O SILÊNCIO DOS ANJOS

Era mês de dezembro, o ano 1980, meu irmão que morava em um sítio tinha uma cadela que deu cria naquela época. Era uma cadela Vira-lata, que apareceu por lá. Como havia dado a luz a vários filhotes, meu irmão sabendo que minha filha gostava de animais de criação principalmente cãezinhos, escolheu o mais bonito deles ainda filhote e deu de presente para ela.

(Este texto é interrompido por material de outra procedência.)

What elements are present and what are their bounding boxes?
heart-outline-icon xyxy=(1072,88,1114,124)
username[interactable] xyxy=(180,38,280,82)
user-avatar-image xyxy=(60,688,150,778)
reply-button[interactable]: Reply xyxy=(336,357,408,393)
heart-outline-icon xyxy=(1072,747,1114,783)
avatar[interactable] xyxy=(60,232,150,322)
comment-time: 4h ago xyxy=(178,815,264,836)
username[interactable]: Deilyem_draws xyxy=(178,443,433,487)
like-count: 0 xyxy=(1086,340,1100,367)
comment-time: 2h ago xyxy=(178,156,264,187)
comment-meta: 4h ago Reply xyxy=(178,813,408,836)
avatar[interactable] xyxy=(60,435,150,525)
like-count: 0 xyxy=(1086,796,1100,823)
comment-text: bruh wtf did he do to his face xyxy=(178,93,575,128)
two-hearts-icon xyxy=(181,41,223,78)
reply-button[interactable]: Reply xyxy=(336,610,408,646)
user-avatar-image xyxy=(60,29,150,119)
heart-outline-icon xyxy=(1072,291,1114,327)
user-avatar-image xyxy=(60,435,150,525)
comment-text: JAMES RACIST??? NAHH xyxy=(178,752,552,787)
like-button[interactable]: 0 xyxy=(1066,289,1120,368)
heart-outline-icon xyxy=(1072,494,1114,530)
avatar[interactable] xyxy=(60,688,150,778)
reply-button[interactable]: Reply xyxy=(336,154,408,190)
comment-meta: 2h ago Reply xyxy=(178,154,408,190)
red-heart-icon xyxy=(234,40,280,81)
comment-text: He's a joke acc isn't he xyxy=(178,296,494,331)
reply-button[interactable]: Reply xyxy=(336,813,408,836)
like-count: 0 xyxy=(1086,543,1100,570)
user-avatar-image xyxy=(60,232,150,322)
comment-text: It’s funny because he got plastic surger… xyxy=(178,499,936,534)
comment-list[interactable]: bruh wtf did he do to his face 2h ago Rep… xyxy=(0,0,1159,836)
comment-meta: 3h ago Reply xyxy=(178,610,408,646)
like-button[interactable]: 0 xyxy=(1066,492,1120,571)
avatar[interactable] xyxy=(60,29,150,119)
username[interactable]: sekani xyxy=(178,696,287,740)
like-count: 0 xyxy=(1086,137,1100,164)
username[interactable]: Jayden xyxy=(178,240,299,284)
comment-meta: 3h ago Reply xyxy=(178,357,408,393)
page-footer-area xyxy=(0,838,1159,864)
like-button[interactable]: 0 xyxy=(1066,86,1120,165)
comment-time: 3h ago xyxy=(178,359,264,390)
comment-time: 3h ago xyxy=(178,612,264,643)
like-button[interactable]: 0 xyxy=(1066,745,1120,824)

Era uma cadelinha linda, a qual carinhosamente minha filha batizou de Angelina Jolie, cuja atriz achava maravilhosa, sentava-se em frente à televisão e se maravilhava com o carisma e a beleza da famosa em todas as suas aparições, até hoje ainda o faz.

A medida que o bichinho crescia notava-se que não era cão de raça, mas nem por isso minha filha perdia por ela seu encanto.

Eu morava na cidade, vizinhos nas duas laterais.

O bicho foi crescendo e latia muito, era brincalhão e quando via minha filha já começava a pular e latir, isso incomodava o vizinho da esquerda, mas como era meu amigo nunca reclamou de nada.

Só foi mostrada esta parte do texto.